There are three basic types of canker sores. Minor canker sores, major sores and herpetiform ulcers, which form clusters.

Canker sores usually go away spontaneously after ten to 14 days. During that time, it helps to avoid very salty, sour or spicy foods that irritate the lining of the mouth. It is also recommended to brush the teeth very gently and to use saline solution as a mouthwash. There are many natural remedies and over-the-counter solutions that can speed up the healing process.

Symptoms of canker sores

Canker sores can be found anywhere inside the mouth, but they are particularly common on those parts that can move, such as the tongue and the inside of the lips. They may also develop on the inside lining of the cheeks, on the roof of the mouth and on the gums.

The ulcers are first in shape of red, oval or round swellings. Those swellings burst within a day or two, forming a crater coated with white or yellow layer, with red edges, like a halo. The ulcers go away after no more than two weeks and they do not leave a scar. However, in chronic form of this condition, the ulcers soon come back, at the same or at a different place.

Canker sores, even the chronic ones, are rarely associated with another condition. Aside from the ulcers, there are no other symptoms.

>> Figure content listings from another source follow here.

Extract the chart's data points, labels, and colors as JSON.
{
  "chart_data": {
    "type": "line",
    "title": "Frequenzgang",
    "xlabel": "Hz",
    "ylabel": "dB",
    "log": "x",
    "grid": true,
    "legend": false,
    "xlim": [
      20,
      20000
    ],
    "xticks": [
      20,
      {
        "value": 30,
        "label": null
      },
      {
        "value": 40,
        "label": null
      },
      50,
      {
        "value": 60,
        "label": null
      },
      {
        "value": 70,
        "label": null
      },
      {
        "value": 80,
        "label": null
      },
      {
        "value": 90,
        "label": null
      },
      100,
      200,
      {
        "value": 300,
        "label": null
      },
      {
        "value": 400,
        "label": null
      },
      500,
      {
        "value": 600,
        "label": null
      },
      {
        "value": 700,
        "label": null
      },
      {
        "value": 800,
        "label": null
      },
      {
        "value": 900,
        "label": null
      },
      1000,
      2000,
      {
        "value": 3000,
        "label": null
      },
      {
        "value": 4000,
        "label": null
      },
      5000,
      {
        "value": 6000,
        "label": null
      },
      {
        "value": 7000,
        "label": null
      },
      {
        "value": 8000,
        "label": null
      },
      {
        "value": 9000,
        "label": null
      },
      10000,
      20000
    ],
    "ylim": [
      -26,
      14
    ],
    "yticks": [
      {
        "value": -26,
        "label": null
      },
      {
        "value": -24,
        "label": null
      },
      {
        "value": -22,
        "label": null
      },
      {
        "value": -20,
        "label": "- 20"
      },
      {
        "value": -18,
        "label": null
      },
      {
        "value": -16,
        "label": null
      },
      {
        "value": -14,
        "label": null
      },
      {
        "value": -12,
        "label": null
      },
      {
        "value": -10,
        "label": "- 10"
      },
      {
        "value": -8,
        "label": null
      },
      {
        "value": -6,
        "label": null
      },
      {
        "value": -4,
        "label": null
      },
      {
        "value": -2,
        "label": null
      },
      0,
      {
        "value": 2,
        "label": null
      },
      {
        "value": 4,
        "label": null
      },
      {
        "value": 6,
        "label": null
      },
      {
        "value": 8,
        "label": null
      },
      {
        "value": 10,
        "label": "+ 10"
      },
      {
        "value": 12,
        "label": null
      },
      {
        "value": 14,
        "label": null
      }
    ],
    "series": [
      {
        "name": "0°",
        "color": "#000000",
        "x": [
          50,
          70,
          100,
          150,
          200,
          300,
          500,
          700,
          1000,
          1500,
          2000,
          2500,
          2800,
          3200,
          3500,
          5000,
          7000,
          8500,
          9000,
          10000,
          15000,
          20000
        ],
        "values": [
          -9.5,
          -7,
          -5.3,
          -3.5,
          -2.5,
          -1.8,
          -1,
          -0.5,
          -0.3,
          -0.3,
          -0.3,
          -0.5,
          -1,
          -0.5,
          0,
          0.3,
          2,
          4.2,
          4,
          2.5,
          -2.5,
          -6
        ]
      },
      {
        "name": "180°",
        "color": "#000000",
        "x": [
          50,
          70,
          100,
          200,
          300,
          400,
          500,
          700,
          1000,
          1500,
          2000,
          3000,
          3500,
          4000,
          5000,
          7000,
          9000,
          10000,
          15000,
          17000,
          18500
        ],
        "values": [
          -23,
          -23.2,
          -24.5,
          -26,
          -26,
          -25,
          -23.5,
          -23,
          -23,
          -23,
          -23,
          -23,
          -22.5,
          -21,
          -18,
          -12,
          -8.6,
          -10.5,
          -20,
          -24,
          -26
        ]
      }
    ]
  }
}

Chronic canker sores usually start appearing between the ages 10 and 20. The frequency of recurrence varies from person to person. Some people have canker sores once or twice a year, while other may suffer from them each month.

Causes of canker sores

It is not completely clear what exactly causes canker sores. They do not seem to be infectious, although some bacteria can trigger their development. Some experts believe that food allergies have something to do with canker sores, while others associate them faulty immune system. Emotional stress, nutritional deficiencies, injury to the mouth and hormonal changes are also considered by some to be factors when it comes to canker sores.